KARACHI: The Shaheed Zulfikar Ali Bhutto Institute of Science and Technology (Szabist) feted its seventh batch of students as they entered a “new phase of their life” on Saturday.
“You are among the few fortunate people of Pakistan who have the power to decide their future,” said Szabist Vice-Chancellor Dr Azra Fazal Pechuho, as she addressed the 510 graduates at the convocation.
Institutes are not built overnight but in decades and Szabist will not be intimidated by challenges, she said. She was referring to the recent drop in the institute’s ranking among the top universities of the country.
“The only reason why Szabist’s ranking fell to No. 4 was because it lacks physical infrastructure,” she explained.
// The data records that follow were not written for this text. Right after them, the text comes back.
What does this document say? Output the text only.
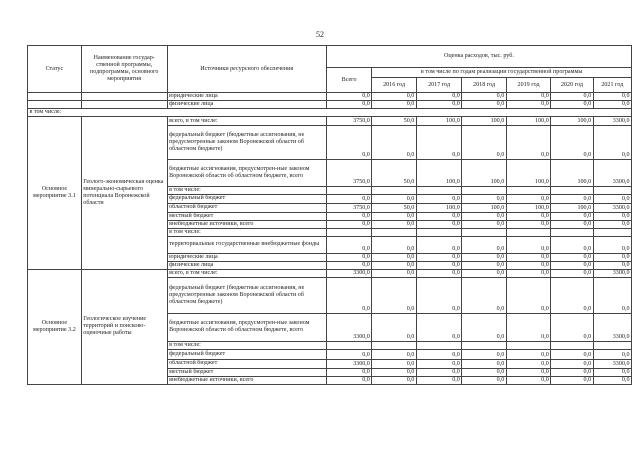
52
Статус	Наименование государ-ственной программы, подпрограммы, основного мероприятия	Источники ресурсного обеспечения	Оценка расходов, тыс. руб.						
			Всего	в том числе по годам реализации государственной программы					
				2016 год	2017 год	2018 год	2019 год	2020 год	2021 год
		юридические лица	0,0	0,0	0,0	0,0	0,0	0,0	0,0
		физические лица	0,0	0,0	0,0	0,0	0,0	0,0	0,0
в том числе:									
Основное мероприятие 3.1	Геолого-экономическая оценка минерально-сырьевого потенциала Воронежской области	всего, в том числе:	3750,0	50,0	100,0	100,0	100,0	100,0	3300,0
		федеральный бюджет (бюджетные ассигнования, не предусмотренные законом Воронежской области об областном бюджете)	0,0	0,0	0,0	0,0	0,0	0,0	0,0
		бюджетные ассигнования, предусмотрен-ные законом Воронежской области об областном бюджете, всего	3750,0	50,0	100,0	100,0	100,0	100,0	3300,0
		в том числе:							
		федеральный бюджет	0,0	0,0	0,0	0,0	0,0	0,0	0,0
		областной бюджет	3750,0	50,0	100,0	100,0	100,0	100,0	3300,0
		местный бюджет	0,0	0,0	0,0	0,0	0,0	0,0	0,0
		внебюджетные источники, всего	0,0	0,0	0,0	0,0	0,0	0,0	0,0
		в том числе:							
		территориальные государственные внебюджетные фонды	0,0	0,0	0,0	0,0	0,0	0,0	0,0
		юридические лица	0,0	0,0	0,0	0,0	0,0	0,0	0,0
		физические лица	0,0	0,0	0,0	0,0	0,0	0,0	0,0
Основное мероприятие 3.2	Геологическое изучение территорий и поисково-оценочные работы	всего, в том числе:	3300,0	0,0	0,0	0,0	0,0	0,0	3300,0
		федеральный бюджет (бюджетные ассигнования, не предусмотренные законом Воронежской области об областном бюджете)	0,0	0,0	0,0	0,0	0,0	0,0	0,0
		бюджетные ассигнования, предусмотрен-ные законом Воронежской области об областном бюджете, всего	3300,0	0,0	0,0	0,0	0,0	0,0	3300,0
		в том числе:							
		федеральный бюджет	0,0	0,0	0,0	0,0	0,0	0,0	0,0
		областной бюджет	3300,0	0,0	0,0	0,0	0,0	0,0	3300,0
		местный бюджет	0,0	0,0	0,0	0,0	0,0	0,0	0,0
		внебюджетные источники, всего	0,0	0,0	0,0	0,0	0,0	0,0	0,0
The new research departments will definitely add to the quality of our education, she promised. The ceremony was attended by Senator Mian Raza Rabbani as chief guest and the chairman of the Charter Inspection and Evaluation Committee, Dr S M Qureshi, who was the keynote speaker.
Students from both the Karachi and Larkana campuses gathered at the PAF Museum for the ceremony in their best clothes, even though their blue and silver robes covered them from head to toe. Grinning from ear to ear, the students made their way to the stage to receive rolled-up degrees, which were actually a piece of paper that read ‘Congratulations. You may collect your degree from the records office’.
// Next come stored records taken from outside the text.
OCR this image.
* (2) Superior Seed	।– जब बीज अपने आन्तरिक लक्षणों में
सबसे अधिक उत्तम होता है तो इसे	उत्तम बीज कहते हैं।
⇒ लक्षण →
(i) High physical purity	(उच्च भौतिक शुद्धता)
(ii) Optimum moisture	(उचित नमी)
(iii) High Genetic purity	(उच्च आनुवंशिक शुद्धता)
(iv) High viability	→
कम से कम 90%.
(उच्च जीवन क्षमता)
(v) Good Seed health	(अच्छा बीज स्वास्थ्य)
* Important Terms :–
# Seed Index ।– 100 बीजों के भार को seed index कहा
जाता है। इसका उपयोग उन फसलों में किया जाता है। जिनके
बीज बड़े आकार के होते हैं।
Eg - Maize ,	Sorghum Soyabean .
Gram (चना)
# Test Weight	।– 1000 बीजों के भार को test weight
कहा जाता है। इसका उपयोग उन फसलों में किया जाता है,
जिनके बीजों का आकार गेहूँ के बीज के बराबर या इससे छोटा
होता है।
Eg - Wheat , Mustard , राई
The university conferred degrees in management sciences, computing, social sciences, economics and media sciences, to both graduate and undergraduate students. Ten students were awarded academic gold medals while 58 ‘Corporate Gold Medals’ were given by various organisations to meritorious students.
Student Jaya Loungani recalled how much she had changed since she joined Szabist. “I used to be an introvert but now I am a known speaker,” she said. She admitted that she could not leave the university after graduation and has been working as a research officer. “Here I learnt that I am an academic and not a professional.”
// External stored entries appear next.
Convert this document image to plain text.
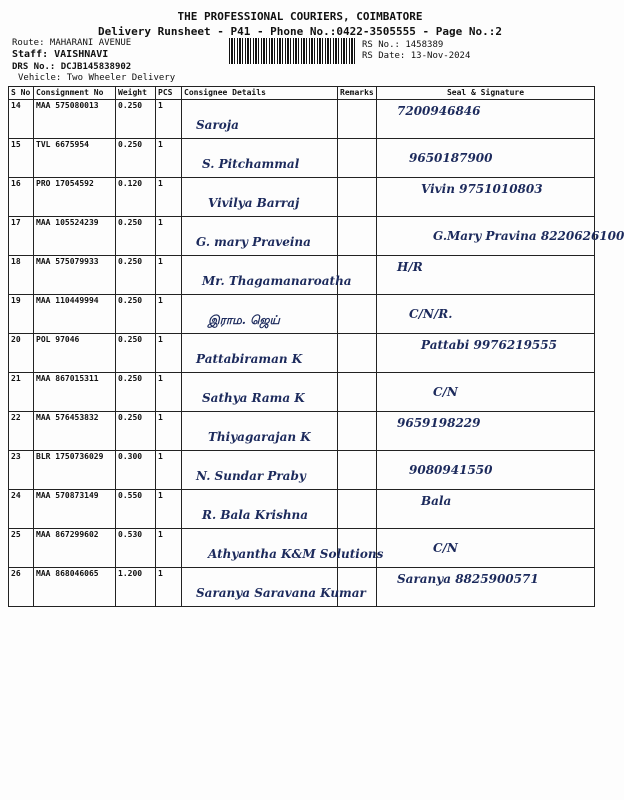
THE PROFESSIONAL COURIERS, COIMBATORE
Delivery Runsheet - P41 - Phone No.:0422-3505555 - Page No.:2
Route: MAHARANI AVENUE
Staff: VAISHNAVI
DRS No.: DCJB145838902
Vehicle: Two Wheeler Delivery
RS No.: 1458389
RS Date: 13-Nov-2024
S No	Consignment No	Weight	PCS	Consignee Details	Remarks	Seal & Signature
14	MAA 575080013	0.250	1	Saroja		7200946846

15	TVL 6675954	0.250	1	S. Pitchammal		9650187900

16	PRO 17054592	0.120	1	Vivilya Barraj		Vivin 9751010803

17	MAA 105524239	0.250	1	G. mary Praveina		G.Mary Pravina 8220626100

18	MAA 575079933	0.250	1	Mr. Thagamanaroatha		H/R

19	MAA 110449994	0.250	1	இராம. ஜெய்		C/N/R.

20	POL 97046	0.250	1	Pattabiraman K		Pattabi 9976219555

21	MAA 867015311	0.250	1	Sathya Rama K		C/N

22	MAA 576453832	0.250	1	Thiyagarajan K		9659198229

23	BLR 1750736029	0.300	1	N. Sundar Praby		9080941550

24	MAA 570873149	0.550	1	R. Bala Krishna		Bala

25	MAA 867299602	0.530	1	Athyantha K&M Solutions		C/N

26	MAA 868046065	1.200	1	Saranya Saravana Kumar		Saranya 8825900571
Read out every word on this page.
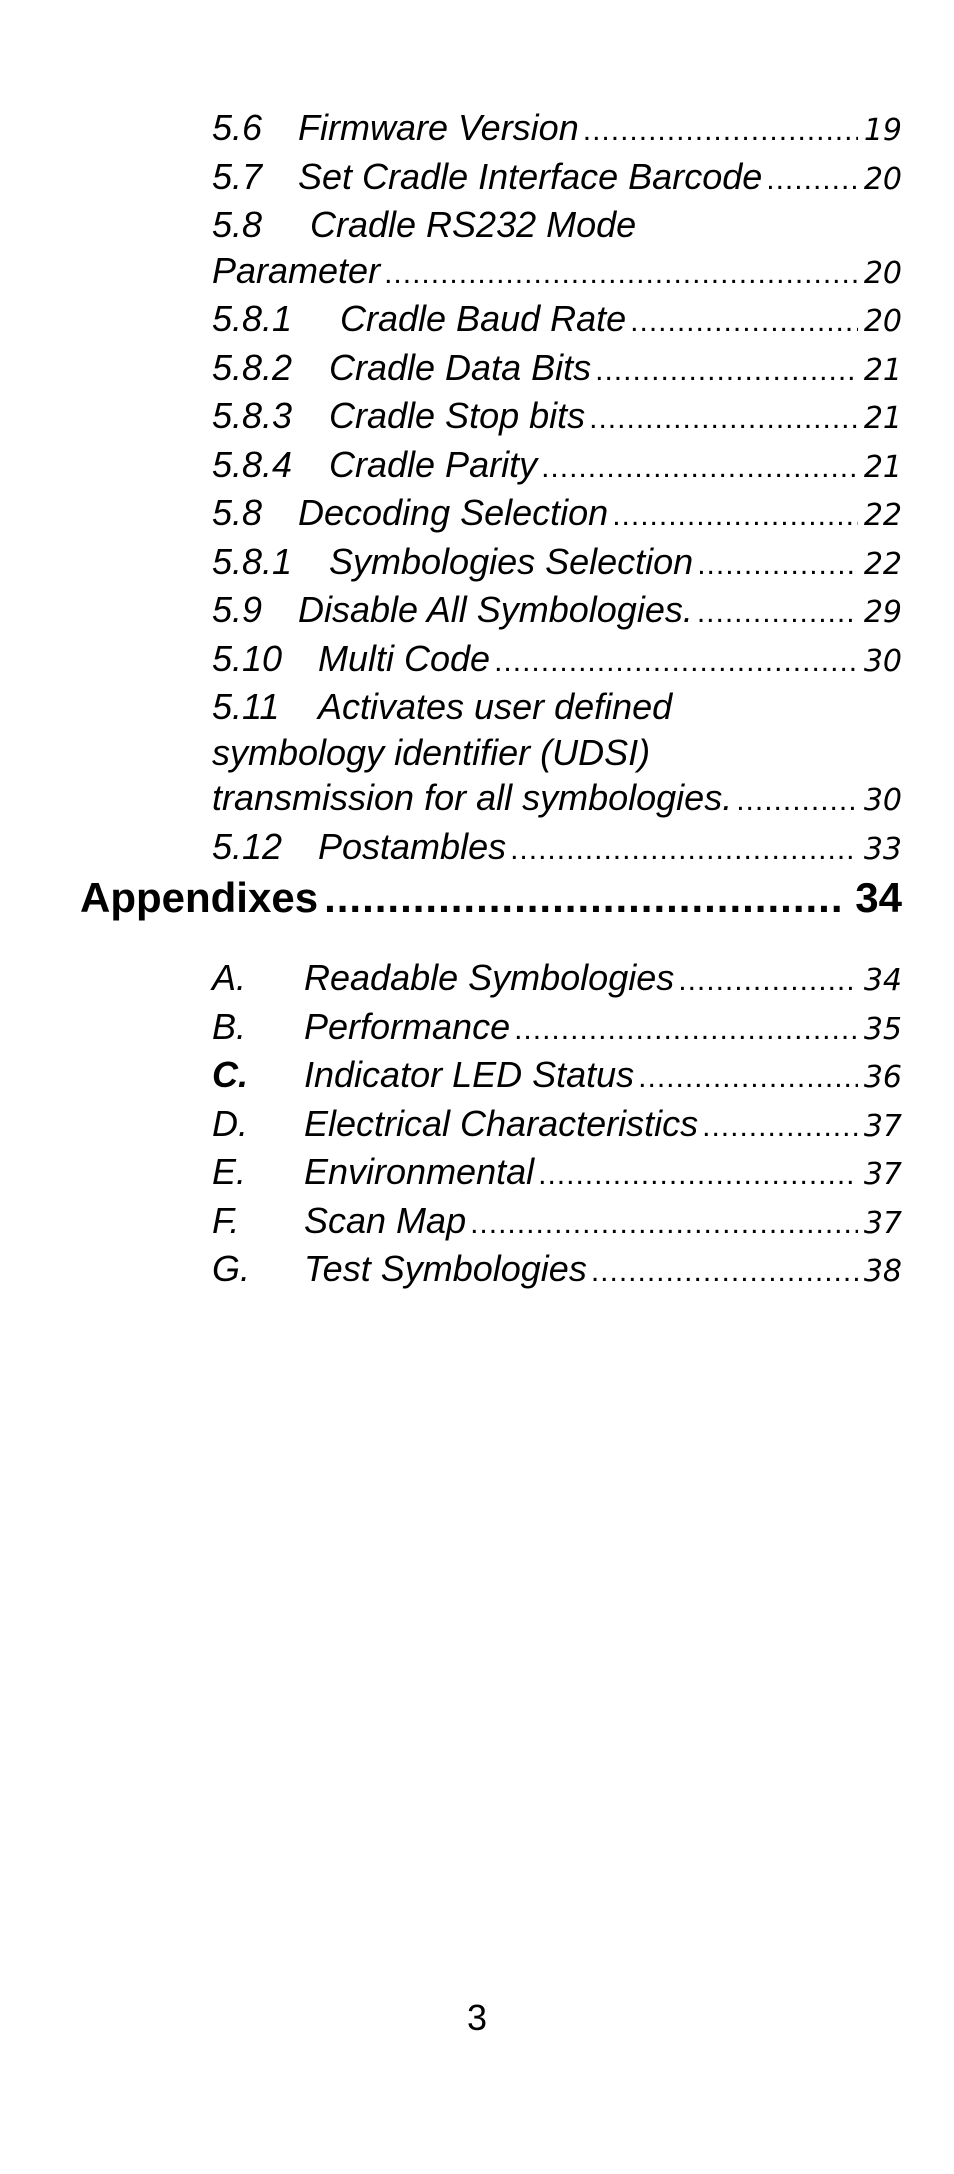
5.6 Firmware Version .....	19
5.7 Set Cradle Interface Barcode .....	20
5.8 Cradle RS232 Mode
Parameter .....	20
5.8.1	Cradle Baud Rate .....	20
5.8.2	Cradle Data Bits .....	21
5.8.3	Cradle Stop bits .....	21
5.8.4	Cradle Parity .....	21
5.8 Decoding Selection .....	22
5.8.1	Symbologies Selection .....	22
5.9 Disable All Symbologies. .....	29
5.10 Multi Code .....	30
5.11 Activates user defined
symbology identifier (UDSI)
transmission for all symbologies. .....	30
5.12 Postambles .....	33
Appendixes .....	34
A.	Readable Symbologies .....	34
B.	Performance .....	35
C.	Indicator LED Status .....	36
D.	Electrical Characteristics .....	37
E.	Environmental .....	37
F.	Scan Map .....	37
G.	Test Symbologies .....	38
3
Abdul Aziz Kazi, with a degree in media sciences, believed that success after college depends on “what you make of it”. Kazi has launched his own band, Spoonful, and has been able to work on several films. What makes him the happiest is that he has “a degree in what he identifies with”.
Kazi’s class fellow Mariam, who is working as a freelance graphic designer, said that there is a tendency to take girls less seriously in her field. “We also face competition from Indus Valley students but Szabist students work better as copy writers in newspapers and news channels,” she said. Mariam added that nearly 70 per cent of her class is already employed. Now that the market is overloaded with business and computer science graduates, it is the time for social sciences in Pakistan, said Dr Fouzia Naeem Khan, who is the dean of the social and media sciences faculty. “Our students do face competition from Lums when it comes to social sciences but Szabist is the only institute offering a degree in media sciences,” she boasted.
Among the crowd of over 1,800 people was Mrs Rashid, who cried happily when her daughter, Jaweria, received a gold medal. “I believe I have achieved the most difficult milestone of the world,” she said. Jaweria agreed and added that she not only had been educated but actually “discovered” herself at Szabist.
Renewable Energy Research Centre head Dr Amin Ahmed, who is also the acting dean for the computing department, said that the university is constantly introducing new courses, such as Mechatronics (a mix of electronics, computers and mechanics) and Masters in Information Security.
A management lecturer, Kumail Raza Hemani, boasted that the students of Szabist are more “smart working” than “hard working” in comparison with the cream of students from IBA and Lums. “We do not imitate IBA and LUMS, we see ourselves as Stanford in the future,” added Wajeeha Javaid, the academics head.
Published in The Express Tribune, February 27th, 2011.